Notes on contributors
Maria Bondes is a research fellow at the GIGA Institute of Asian Studies in Hamburg. Her research centres on popular contention and social movements in contemporary China with a special focus on environmental activism and social media. She is currently writing her PhD thesis in Chinese Studies at Hamburg University on local environmental activism in urban and rural China. [email: [email protected]]
Günter Schucher is a senior research fellow at the GIGA Institute of Asian Studies. He earned his PhD from the University of Hamburg, Department of Chinese Language and Culture. His research interests include the Chinese labour market, vocational education, social security, industrial relations and collective action. [email: [email protected]]
Notes
1. Western social media applications such as Facebook, Twitter, and Youtube have been blocked in China since 2009. Chinese Internet corporations such as Sina and Tencent were quick to come up with their own products, however. China now has a multifaceted social media landscape with a multitude of micro-blogging services, social networks, and other applications.

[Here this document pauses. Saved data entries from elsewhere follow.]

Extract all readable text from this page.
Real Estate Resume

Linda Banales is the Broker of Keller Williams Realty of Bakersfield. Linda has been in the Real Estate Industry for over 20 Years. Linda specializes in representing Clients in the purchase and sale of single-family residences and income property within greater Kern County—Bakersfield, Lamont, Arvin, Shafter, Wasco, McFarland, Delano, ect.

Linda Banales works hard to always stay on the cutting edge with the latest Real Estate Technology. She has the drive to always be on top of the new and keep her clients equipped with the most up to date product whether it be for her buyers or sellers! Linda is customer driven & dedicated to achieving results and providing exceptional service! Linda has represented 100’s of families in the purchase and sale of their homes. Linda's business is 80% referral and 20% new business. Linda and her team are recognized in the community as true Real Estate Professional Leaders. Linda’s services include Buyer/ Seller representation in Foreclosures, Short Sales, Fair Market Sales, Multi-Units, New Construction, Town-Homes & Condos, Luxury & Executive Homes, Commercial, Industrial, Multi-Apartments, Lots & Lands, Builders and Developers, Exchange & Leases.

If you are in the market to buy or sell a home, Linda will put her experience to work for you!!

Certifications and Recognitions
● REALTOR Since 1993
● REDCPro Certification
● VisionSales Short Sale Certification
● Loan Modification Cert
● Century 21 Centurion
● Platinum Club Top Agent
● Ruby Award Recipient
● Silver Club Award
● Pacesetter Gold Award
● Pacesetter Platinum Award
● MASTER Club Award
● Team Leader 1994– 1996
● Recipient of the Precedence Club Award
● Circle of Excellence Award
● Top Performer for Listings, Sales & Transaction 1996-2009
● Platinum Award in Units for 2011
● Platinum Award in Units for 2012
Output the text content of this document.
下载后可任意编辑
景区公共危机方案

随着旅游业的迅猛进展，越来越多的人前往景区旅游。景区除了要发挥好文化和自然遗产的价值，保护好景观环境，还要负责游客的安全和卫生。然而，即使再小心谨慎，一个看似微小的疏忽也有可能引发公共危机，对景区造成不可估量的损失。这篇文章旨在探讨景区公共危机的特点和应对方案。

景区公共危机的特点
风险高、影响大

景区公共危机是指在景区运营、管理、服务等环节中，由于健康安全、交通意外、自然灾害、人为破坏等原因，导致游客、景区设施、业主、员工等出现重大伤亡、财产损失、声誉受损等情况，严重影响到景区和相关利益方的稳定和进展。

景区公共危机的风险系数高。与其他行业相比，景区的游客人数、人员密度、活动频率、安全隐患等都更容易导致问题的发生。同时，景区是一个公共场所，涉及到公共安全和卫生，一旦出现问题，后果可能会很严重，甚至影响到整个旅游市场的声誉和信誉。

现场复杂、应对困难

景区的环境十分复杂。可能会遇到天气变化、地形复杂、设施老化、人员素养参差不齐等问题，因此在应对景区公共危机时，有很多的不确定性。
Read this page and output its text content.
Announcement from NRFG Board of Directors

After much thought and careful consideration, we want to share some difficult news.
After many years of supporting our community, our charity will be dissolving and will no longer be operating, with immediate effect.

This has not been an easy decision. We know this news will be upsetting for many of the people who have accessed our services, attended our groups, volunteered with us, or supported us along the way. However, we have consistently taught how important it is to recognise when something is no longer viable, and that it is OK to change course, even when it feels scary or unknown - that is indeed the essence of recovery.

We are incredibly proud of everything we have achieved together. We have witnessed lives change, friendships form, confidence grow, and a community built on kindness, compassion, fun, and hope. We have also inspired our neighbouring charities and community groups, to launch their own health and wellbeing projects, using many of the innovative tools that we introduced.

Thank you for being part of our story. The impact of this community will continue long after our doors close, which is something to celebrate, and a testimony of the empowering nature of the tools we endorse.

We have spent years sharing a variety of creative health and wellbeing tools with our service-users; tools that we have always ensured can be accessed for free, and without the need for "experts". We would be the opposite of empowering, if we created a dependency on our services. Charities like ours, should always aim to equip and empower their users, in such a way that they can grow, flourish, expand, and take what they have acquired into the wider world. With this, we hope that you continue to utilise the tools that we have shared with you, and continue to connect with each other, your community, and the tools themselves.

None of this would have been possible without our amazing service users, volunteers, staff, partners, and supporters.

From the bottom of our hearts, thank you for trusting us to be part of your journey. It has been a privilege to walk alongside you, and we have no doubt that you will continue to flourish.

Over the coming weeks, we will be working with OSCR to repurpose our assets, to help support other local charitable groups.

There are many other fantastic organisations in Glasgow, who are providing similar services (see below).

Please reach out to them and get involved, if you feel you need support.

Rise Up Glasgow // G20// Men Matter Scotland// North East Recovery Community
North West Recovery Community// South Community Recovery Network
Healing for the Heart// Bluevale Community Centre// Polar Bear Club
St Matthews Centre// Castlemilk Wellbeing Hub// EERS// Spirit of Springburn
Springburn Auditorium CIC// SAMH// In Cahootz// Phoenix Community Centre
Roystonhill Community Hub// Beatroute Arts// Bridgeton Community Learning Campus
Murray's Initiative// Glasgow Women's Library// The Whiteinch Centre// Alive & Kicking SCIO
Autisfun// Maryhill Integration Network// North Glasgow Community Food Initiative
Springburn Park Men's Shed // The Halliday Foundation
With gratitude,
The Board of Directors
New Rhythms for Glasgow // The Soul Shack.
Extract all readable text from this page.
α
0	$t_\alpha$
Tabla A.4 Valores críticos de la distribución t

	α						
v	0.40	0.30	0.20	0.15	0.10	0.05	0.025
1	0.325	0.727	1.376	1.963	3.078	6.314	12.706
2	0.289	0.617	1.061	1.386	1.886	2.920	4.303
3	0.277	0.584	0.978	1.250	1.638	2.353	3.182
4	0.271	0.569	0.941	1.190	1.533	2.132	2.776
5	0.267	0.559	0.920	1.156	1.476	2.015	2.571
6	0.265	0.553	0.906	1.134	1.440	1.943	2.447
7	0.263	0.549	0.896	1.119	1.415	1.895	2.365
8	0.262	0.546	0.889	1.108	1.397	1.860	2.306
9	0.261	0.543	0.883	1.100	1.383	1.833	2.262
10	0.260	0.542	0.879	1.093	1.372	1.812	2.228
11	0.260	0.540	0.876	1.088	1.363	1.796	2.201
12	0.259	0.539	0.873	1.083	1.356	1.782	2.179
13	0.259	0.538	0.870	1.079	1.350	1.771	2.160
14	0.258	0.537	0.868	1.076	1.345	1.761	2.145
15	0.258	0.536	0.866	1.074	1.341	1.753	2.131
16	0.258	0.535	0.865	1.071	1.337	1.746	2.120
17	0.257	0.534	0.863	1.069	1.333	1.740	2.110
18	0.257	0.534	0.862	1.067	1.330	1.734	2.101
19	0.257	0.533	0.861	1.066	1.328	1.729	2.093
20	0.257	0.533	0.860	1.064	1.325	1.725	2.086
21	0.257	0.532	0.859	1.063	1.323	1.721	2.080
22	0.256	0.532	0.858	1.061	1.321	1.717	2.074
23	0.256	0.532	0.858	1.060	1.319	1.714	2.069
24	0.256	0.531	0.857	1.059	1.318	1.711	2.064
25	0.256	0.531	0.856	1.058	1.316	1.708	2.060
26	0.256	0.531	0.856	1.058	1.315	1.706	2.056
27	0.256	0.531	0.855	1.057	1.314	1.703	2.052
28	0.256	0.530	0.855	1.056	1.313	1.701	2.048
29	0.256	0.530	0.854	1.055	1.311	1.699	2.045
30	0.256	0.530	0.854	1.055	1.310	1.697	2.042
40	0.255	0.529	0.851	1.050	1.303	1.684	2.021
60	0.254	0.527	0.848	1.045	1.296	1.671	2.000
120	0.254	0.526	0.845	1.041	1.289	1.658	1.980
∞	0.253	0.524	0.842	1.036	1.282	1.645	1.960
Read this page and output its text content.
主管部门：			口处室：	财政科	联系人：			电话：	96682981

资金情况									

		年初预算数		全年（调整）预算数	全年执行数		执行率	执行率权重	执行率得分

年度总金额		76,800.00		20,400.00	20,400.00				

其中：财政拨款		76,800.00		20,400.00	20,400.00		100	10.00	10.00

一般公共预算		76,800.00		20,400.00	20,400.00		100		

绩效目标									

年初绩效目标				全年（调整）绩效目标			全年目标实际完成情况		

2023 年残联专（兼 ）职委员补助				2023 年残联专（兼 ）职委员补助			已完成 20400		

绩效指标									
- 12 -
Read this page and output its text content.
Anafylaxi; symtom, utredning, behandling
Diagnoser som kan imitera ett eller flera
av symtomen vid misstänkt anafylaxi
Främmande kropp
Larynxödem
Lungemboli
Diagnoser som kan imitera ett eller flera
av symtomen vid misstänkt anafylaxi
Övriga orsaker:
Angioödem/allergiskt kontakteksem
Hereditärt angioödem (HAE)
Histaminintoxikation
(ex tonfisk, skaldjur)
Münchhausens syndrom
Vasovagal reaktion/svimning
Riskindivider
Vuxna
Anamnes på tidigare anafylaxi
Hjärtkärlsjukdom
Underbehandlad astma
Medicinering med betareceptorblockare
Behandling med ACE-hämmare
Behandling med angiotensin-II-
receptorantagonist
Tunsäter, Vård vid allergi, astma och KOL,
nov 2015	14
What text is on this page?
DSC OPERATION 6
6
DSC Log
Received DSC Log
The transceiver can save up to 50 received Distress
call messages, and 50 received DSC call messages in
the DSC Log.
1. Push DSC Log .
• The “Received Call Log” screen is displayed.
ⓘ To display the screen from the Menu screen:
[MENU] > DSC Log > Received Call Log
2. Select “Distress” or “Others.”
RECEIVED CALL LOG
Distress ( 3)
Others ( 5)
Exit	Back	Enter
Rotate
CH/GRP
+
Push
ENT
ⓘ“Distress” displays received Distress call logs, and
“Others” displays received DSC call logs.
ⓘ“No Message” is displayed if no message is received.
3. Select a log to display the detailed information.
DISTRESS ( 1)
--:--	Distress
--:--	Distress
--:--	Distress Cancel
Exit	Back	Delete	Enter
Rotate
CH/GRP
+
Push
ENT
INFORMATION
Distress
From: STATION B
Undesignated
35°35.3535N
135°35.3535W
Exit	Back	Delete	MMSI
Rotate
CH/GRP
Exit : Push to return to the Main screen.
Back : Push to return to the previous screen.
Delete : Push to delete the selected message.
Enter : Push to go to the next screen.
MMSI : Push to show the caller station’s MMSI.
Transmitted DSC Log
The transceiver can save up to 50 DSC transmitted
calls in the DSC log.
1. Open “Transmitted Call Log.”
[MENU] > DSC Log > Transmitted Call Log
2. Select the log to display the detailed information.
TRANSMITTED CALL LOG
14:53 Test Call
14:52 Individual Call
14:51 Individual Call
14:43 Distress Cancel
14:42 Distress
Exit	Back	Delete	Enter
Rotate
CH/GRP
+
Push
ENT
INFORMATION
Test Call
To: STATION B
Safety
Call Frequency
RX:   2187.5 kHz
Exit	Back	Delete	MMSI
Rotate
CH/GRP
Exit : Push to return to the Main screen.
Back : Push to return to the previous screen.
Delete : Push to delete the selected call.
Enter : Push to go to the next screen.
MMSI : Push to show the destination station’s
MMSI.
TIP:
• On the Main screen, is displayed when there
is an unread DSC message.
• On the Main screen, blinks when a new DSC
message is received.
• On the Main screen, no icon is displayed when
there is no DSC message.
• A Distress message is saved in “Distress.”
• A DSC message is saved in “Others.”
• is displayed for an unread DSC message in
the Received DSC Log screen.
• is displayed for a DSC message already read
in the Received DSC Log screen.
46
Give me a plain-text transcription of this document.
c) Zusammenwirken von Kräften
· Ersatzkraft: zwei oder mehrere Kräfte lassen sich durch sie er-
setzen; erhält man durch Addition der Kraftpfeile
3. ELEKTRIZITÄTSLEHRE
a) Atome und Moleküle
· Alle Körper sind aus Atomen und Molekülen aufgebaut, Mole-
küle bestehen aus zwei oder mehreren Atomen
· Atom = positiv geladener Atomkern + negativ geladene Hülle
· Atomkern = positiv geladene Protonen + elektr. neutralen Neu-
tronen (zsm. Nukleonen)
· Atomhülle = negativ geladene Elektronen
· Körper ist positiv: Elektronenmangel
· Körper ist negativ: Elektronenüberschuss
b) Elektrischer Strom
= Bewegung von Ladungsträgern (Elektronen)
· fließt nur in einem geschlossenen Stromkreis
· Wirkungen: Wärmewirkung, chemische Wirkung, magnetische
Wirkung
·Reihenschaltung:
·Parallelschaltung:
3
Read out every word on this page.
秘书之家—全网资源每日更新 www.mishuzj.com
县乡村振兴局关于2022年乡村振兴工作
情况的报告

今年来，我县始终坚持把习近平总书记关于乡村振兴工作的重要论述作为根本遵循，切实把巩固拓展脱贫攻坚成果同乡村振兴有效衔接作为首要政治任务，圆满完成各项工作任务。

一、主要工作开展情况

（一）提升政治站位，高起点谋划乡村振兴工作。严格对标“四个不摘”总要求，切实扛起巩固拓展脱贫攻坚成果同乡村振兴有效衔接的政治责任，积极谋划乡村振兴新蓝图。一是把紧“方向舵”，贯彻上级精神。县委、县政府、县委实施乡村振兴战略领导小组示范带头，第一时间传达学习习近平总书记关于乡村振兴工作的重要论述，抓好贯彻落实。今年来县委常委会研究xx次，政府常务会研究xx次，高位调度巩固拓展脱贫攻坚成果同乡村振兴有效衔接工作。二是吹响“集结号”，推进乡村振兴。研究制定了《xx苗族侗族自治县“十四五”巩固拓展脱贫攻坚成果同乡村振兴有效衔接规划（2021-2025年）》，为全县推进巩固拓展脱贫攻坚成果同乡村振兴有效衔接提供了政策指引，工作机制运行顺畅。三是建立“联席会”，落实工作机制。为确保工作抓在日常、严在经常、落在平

2. WeiboScope search can be found at http://research.jmsc.hku.hk/social/search.py/sinaweibo/. Information on building and deploying the system is given on Cedric Sam's blog ‘The Rice Cooker’ at http://jmsc.hku.hk/blogs/ricecooker/ and JMSC's page on the content-sharing platform GitHub at https://github.com/JMSCHKU/Social.
3. There is no suitable way of including posts that were generally blocked from publishing, e.g. via keyword-based censorship, however.
4. The double slash // indicates a repost. Other than on Twitter, Sina Weibo users can comment on posts with all their comments displayed underneath the original post, thereby facilitating conversation. Each post contains information about the number of reposts and comments. All of the English quotes of micro-blog posts mentioned in this paper are the authors' own translations.